To: None <current-users@NetBSD.ORG>
From: John F. Woods <jfw@jfwhome.funhouse.com>
List: current-users
Date: 04/19/1995 11:00:06
I updated my system this past weekend, with my usual step-by-step
process of doing first /bin and /sbin, rebooting, then doing
everything else.  This resulted in my seeing the "please fsck"
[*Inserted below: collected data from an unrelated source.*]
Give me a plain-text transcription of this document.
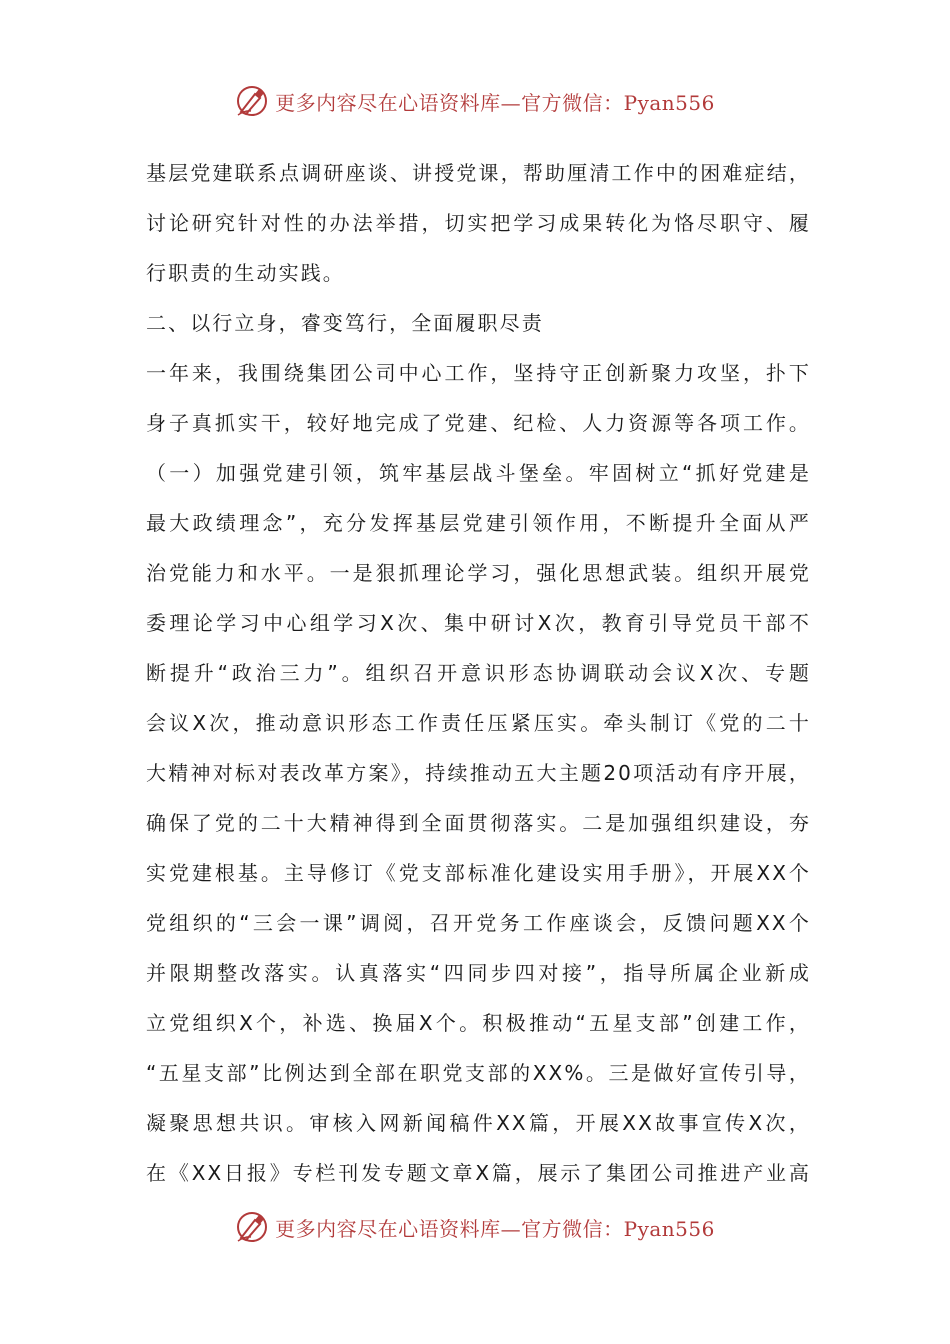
更多内容尽在心语资料库—官方微信：Pyan556
基层党建联系点调研座谈、讲授党课，帮助厘清工作中的困难症结，
讨论研究针对性的办法举措，切实把学习成果转化为恪尽职守、履
行职责的生动实践。
二、以行立身，睿变笃行，全面履职尽责
一年来，我围绕集团公司中心工作，坚持守正创新聚力攻坚，扑下
身子真抓实干，较好地完成了党建、纪检、人力资源等各项工作。
（一）加强党建引领，筑牢基层战斗堡垒。牢固树立“抓好党建是
最大政绩理念”，充分发挥基层党建引领作用，不断提升全面从严
治党能力和水平。一是狠抓理论学习，强化思想武装。组织开展党
委理论学习中心组学习X次、集中研讨X次，教育引导党员干部不
断提升“政治三力”。组织召开意识形态协调联动会议X次、专题
会议X次，推动意识形态工作责任压紧压实。牵头制订《党的二十
大精神对标对表改革方案》，持续推动五大主题20项活动有序开展，
确保了党的二十大精神得到全面贯彻落实。二是加强组织建设，夯
实党建根基。主导修订《党支部标准化建设实用手册》，开展XX个
党组织的“三会一课”调阅，召开党务工作座谈会，反馈问题XX个
并限期整改落实。认真落实“四同步四对接”，指导所属企业新成
立党组织X个，补选、换届X个。积极推动“五星支部”创建工作，
“五星支部”比例达到全部在职党支部的XX%。三是做好宣传引导，
凝聚思想共识。审核入网新闻稿件XX篇，开展XX故事宣传X次，
在《XX日报》专栏刊发专题文章X篇，展示了集团公司推进产业高
更多内容尽在心语资料库—官方微信：Pyan556
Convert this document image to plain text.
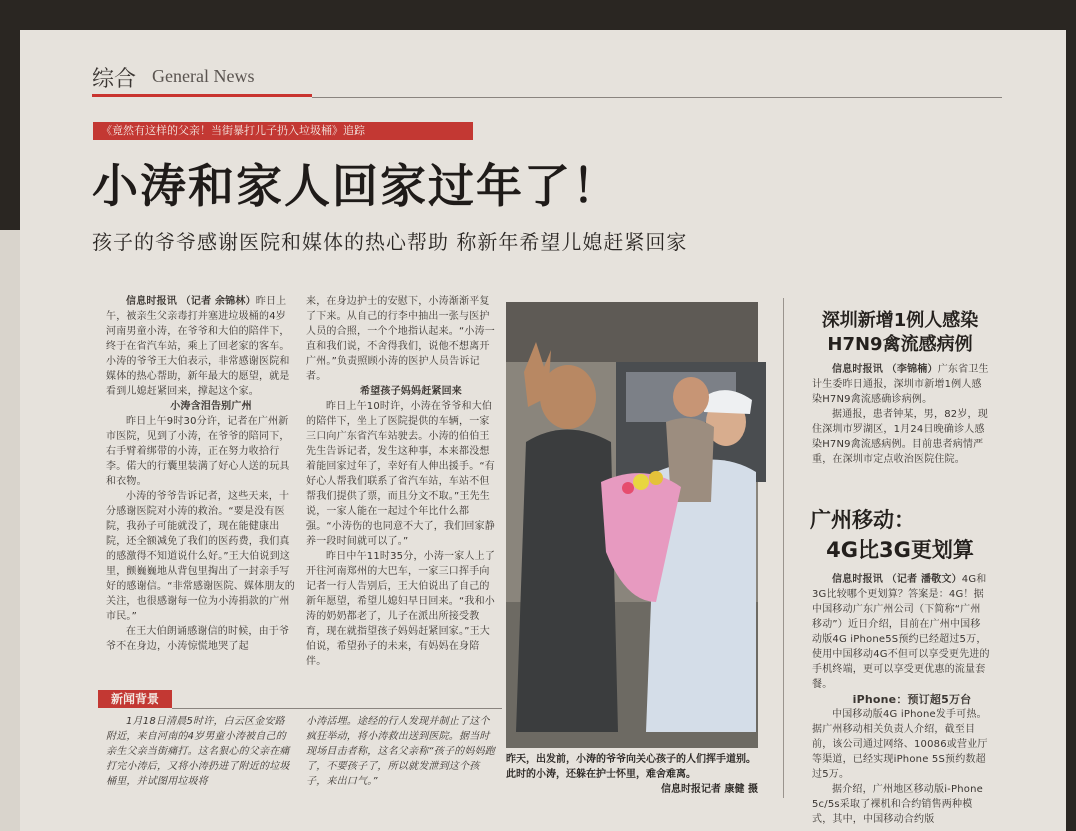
综合 General News
《竟然有这样的父亲！当街暴打儿子扔入垃圾桶》追踪
小涛和家人回家过年了！
孩子的爷爷感谢医院和媒体的热心帮助 称新年希望儿媳赶紧回家

信息时报讯 （记者 余锦林）昨日上午，被亲生父亲毒打并塞进垃圾桶的4岁河南男童小涛，在爷爷和大伯的陪伴下，终于在省汽车站，乘上了回老家的客车。小涛的爷爷王大伯表示，非常感谢医院和媒体的热心帮助，新年最大的愿望，就是看到儿媳赶紧回来，撑起这个家。

小涛含泪告别广州

昨日上午9时30分许，记者在广州新市医院，见到了小涛，在爷爷的陪同下，右手臂着绑带的小涛，正在努力收拾行李。偌大的行囊里装满了好心人送的玩具和衣物。

小涛的爷爷告诉记者，这些天来，十分感谢医院对小涛的救治。“要是没有医院，我孙子可能就没了，现在能健康出院，还全额减免了我们的医药费，我们真的感激得不知道说什么好。”王大伯说到这里，颤巍巍地从背包里掏出了一封亲手写好的感谢信。“非常感谢医院、媒体朋友的关注，也很感谢每一位为小涛捐款的广州市民。”

在王大伯朗诵感谢信的时候，由于爷爷不在身边，小涛惊慌地哭了起

来，在身边护士的安慰下，小涛渐渐平复了下来。从自己的行李中抽出一张与医护人员的合照，一个个地指认起来。“小涛一直和我们说，不舍得我们，说他不想离开广州。”负责照顾小涛的医护人员告诉记者。

希望孩子妈妈赶紧回来

昨日上午10时许，小涛在爷爷和大伯的陪伴下，坐上了医院提供的车辆，一家三口向广东省汽车站驶去。小涛的伯伯王先生告诉记者，发生这种事，本来都没想着能回家过年了，幸好有人伸出援手。“有好心人帮我们联系了省汽车站，车站不但帮我们提供了票，而且分文不取。”王先生说，一家人能在一起过个年比什么都强。“小涛伤的也同意不大了，我们回家静养一段时间就可以了。”

昨日中午11时35分，小涛一家人上了开往河南郑州的大巴车，一家三口挥手向记者一行人告别后，王大伯说出了自己的新年愿望，希望儿媳妇早日回来。“我和小涛的奶奶都老了，儿子在派出所接受教育，现在就指望孩子妈妈赶紧回家。”王大伯说，希望孙子的未来，有妈妈在身陪伴。

新闻背景

1月18日清晨5时许，白云区金安路附近，来自河南的4岁男童小涛被自己的亲生父亲当街痛打。这名狠心的父亲在痛打完小涛后，又将小涛扔进了附近的垃圾桶里，并试图用垃圾将

小涛活埋。途经的行人发现并制止了这个疯狂举动，将小涛救出送到医院。据当时现场目击者称，这名父亲称“孩子的妈妈跑了，不要孩子了，所以就发泄到这个孩子，来出口气。”

昨天，出发前，小涛的爷爷向关心孩子的人们挥手道别。此时的小涛，还躲在护士怀里，难舍难离。
信息时报记者 康健 摄
深圳新增1例人感染
H7N9禽流感病例

信息时报讯 （李锦楠）广东省卫生计生委昨日通报，深圳市新增1例人感染H7N9禽流感确诊病例。

据通报，患者钟某，男，82岁，现住深圳市罗湖区，1月24日晚确诊人感染H7N9禽流感病例。目前患者病情严重，在深圳市定点收治医院住院。

广州移动：
4G比3G更划算

信息时报讯 （记者 潘敬文）4G和3G比较哪个更划算？答案是：4G！据中国移动广东广州公司（下简称“广州移动”）近日介绍，目前在广州中国移动版4G iPhone5S预约已经超过5万，使用中国移动4G不但可以享受更先进的手机终端，更可以享受更优惠的流量套餐。

iPhone：预订超5万台

中国移动版4G iPhone发手可热。据广州移动相关负责人介绍，截至目前，该公司通过网络、10086或营业厅等渠道，已经实现iPhone 5S预约数超过5万。

据介绍，广州地区移动版i-Phone 5c/5s采取了裸机和合约销售两种模式，其中，中国移动合约版
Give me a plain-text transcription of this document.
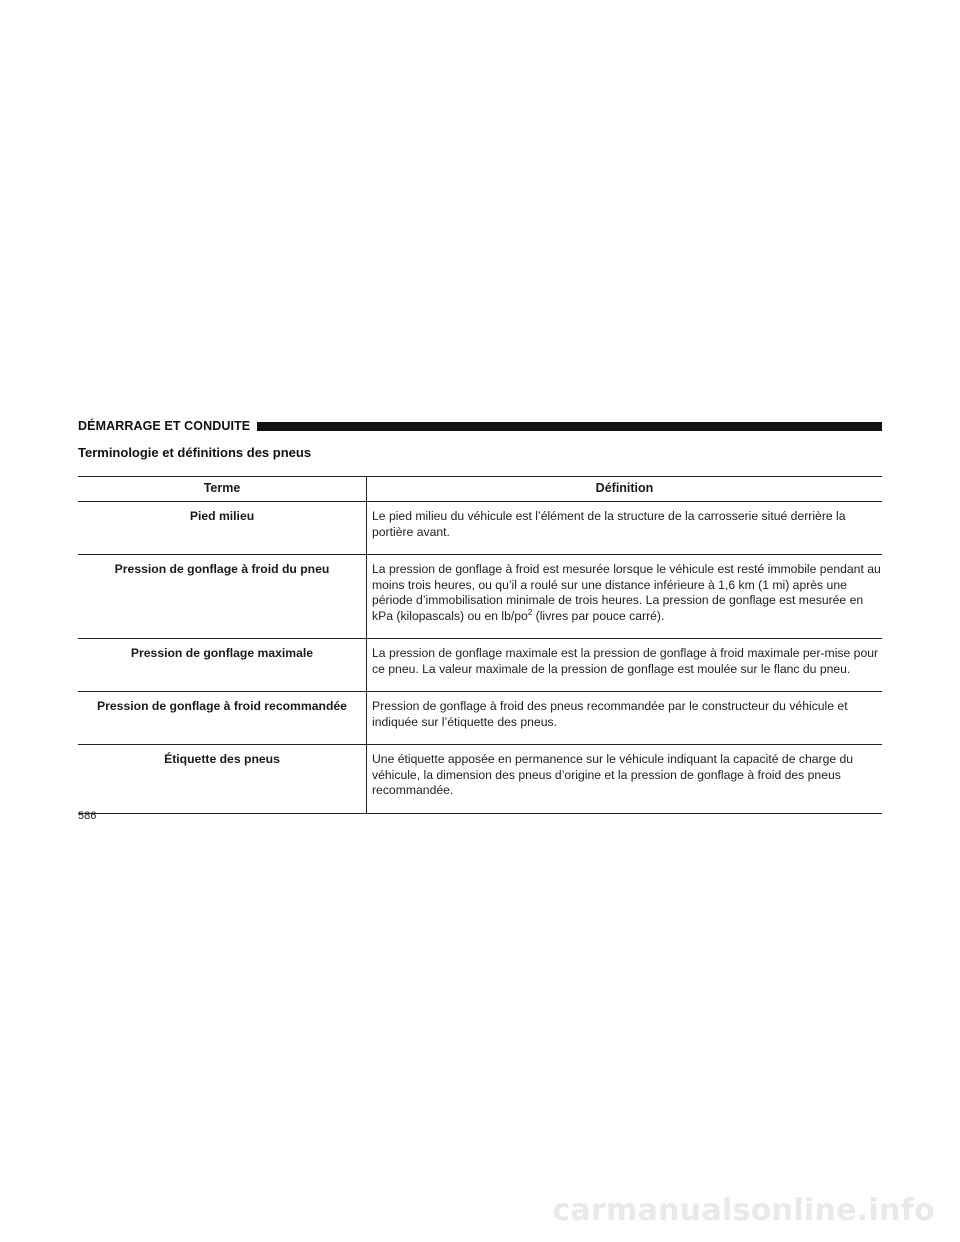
DÉMARRAGE ET CONDUITE
Terminologie et définitions des pneus
Terme	Définition
Pied milieu	Le pied milieu du véhicule est l’élément de la structure de la carrosserie situé derrière la portière avant.
Pression de gonflage à froid du pneu	La pression de gonflage à froid est mesurée lorsque le véhicule est resté immobile pendant au moins trois heures, ou qu’il a roulé sur une distance inférieure à 1,6 km (1 mi) après une période d’immobilisation minimale de trois heures. La pression de gonflage est mesurée en kPa (kilopascals) ou en $lb/po^2$ (livres par pouce carré).
Pression de gonflage maximale	La pression de gonflage maximale est la pression de gonflage à froid maximale per-mise pour ce pneu. La valeur maximale de la pression de gonflage est moulée sur le flanc du pneu.
Pression de gonflage à froid recommandée	Pression de gonflage à froid des pneus recommandée par le constructeur du véhicule et indiquée sur l’étiquette des pneus.
Étiquette des pneus	Une étiquette apposée en permanence sur le véhicule indiquant la capacité de charge du véhicule, la dimension des pneus d’origine et la pression de gonflage à froid des pneus recommandée.
586
carmanualsonline.info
messages once (twice, actually, since I did just the kernel first),
and I forced a reboot so that fsck would clean up (I hadn't actually
known that feature was installed, but its lack has been so glaring for
some time that I figured it out immediately from just the kernel
message :-).  I then wound up replacing /sbin/init (with the domestic
version, should have done that all at once) and rebooting.  fsck
didn't check the filesystem, since it got unmounted cleanly, but there
was a loose inode (the smoking remains of /sbin/init, of course),
which I discovered by doing an fsck by hand.  (Figuring that there WAS
going to be a loose inode.)

Sometime later, in my experimentation with turning my broken cache
back on in the presence of putative cache-flushing code, my system
panic'ed with a "dup alloc" message.  Could it be that the mild
curdling that was left over from the previous reboot caused that,
rather than my cache scrambling DMA?  (There was some other damage on
the filesystems when I rebooted, but that might have been from the
sudeen halt.)

Something else that makes me suspicious of the kernel code that sets
the clean flag: several times, including when I had the unreferenced
inode, when rebooting I got the infinite loop of "vflushbuf: dirty"
messages (I think that's the one, I haven't seen it in a while).  But
after rebooting, fsck announced that the filesystems were all clean.
If the kernel was wedged trying to write something out, why had it
already marked the filesystems clean?  Very strange.